İnsan gerçek bilgiye gözlem ve deney yaparak ulaşır, gözlem ve deney olanağı yoksa gözlenmiş ve denenmiş bilgiler rehberliğinde kuramsal ve mantıksal izahlar yaparak ulaşır. Buna en iyi örnek atom çekirdeğidir. Mikroskop altında görülmez, bizlerin atom çekirdeğiyle ilgili gördüğümüz fotoğraflar kuramsal görsellerdir ama biz atomu hissedebildiğimiz için kuramsal atom varlığını ve görselleri gerçek kabul ederiz.
Bilinçsel örüntülerin verimli olmasının nedeni iyice belirlenmiş örüntüleri başka olaylara nakledebildiği içindir. Örneğin yapay zekayı insan zekâsı karşında bir adım öne çıkaran bu örüntüleri depolama ve işleme hızıdır.
Bilginin cehaleti. Bazen bilmek körü körüne gittiğimiz bir yoldur, çakıl taşlarıyla dolu olsada bildiğimiz için yürürüz bu yolu, oysa bilmediğimiz öyle çok yol var ki, farklı sapaklar, kestirme ya da asfalt yollar... keşke arada reset atabilsek tüm bildiklerimize o zaman bilmediğimiz doğrulara da yer açılırdı, bizede.
Fazla bir şey bilmeyen insanlar bile hayatta bir şekilde hedefe ulaşıyor. Bazılarıda bin bir çabayla aynı sonuca ulaşırken tekdüze ve basit işlem ile detaylı işlemin sonucu aynı oluyor, burada uğraşan mı akıllı, kısa yoldan başaran mı, sivri zekâ olmak mı, zekanın hünerlerini sergilemek mi?
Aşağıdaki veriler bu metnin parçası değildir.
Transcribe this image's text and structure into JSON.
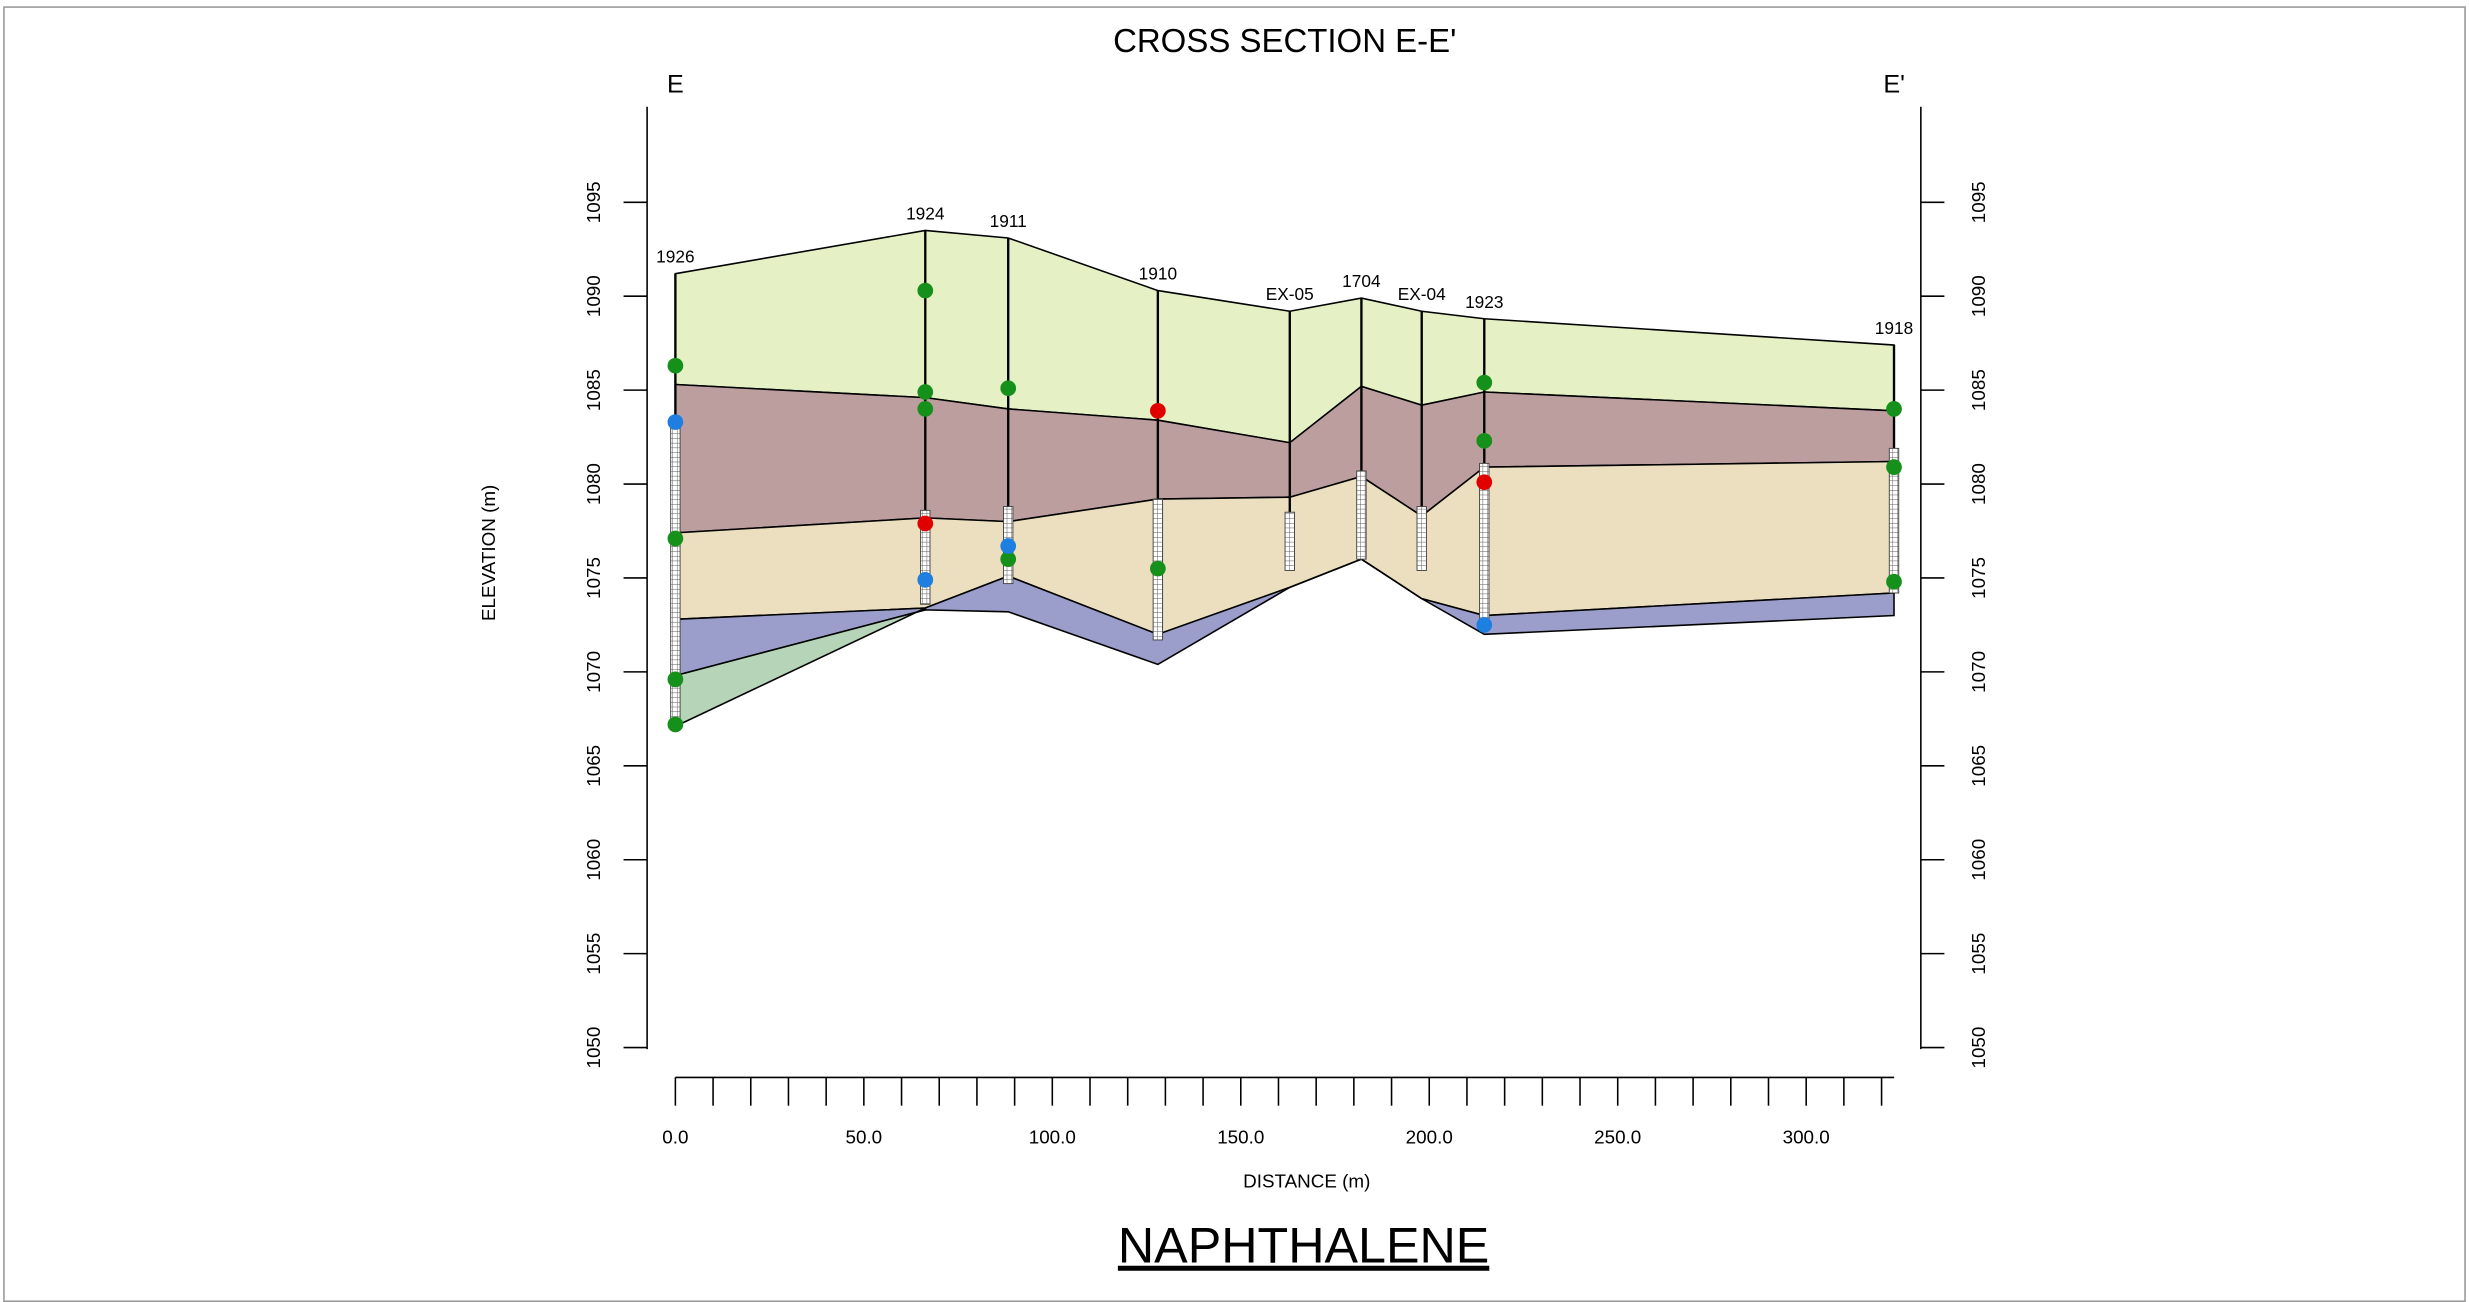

Neyi nasıl dediğin ya da ne yapsanda diyemediğin önemli olan, matematikte bunun ispatlara dayalı en net tamlayanı.
Bilinçli insan çözüm ve çare odaklı olur. Bilinç kazanan birey çevresinde olan bitene karşı sorumluluk kazanır. Eyleme geçerek yanlış gördüğü durumları düzeltmek için çaba harcamazsa ruhu karanlıkta kalır. Üzüntünün en büyük kaynağı eylemsizliktir. Gerçekleri halının altına süpürmek ise en kötüsüdür.
Bilinç bilimsel bilgiye dayalı olmayan günlük hayatın gözlemlenmesinin ön belleğe kaydıdır. Dolayısıyla kişi kötüye odaklanırsa yani ruh hali pesimistse umutsuzluğa kapılır. Ama kişi ruh hali ne olursa olsun bilimsel veriye dayalı gözlem yapıyorsa bilinçli uyanık ve akılcı olur, sorgulayıcı olur, bu kişiler ümitsizliğe kapılmazlar, çünkü ümit hayat demektir, her şey demektir, var oluş demektir, ümit biterse her şey biter.
Bilinçli insanın bir tek bakış açısı olmaz. Farkındalığı arttıkça bakış açısı genişler, umudu ve umutsuzluğu görür, sonrasında her kavramın göreceli olduğunu sadece bu dünyada kullanılmaya yarayan anlamsız araçlar olduğunu anlar ve neredeyse sonsuz olasılıklar olduğunun bilinciyle hareket eder.
Kültürün az olduğu toplumlarda dev aynaları çok olur. İnsan kendini geliştirdikçe ufku genişler ve daha çok şey öğrenmek ister, başardıkça daha çok şeyi başarmak ister. Bilginin sınırları yoktur, araştırırsanız öğrenirsiniz, öğrendikçe yeni bilinmeyenler çıkar karşınıza. Biliyorum diyen insan büyük bir yanılgı içindedir. Düşünen ve araştıran biriyseniz her gün karşınıza yeni bilinmeyenlerin çıktığını görürsünüz.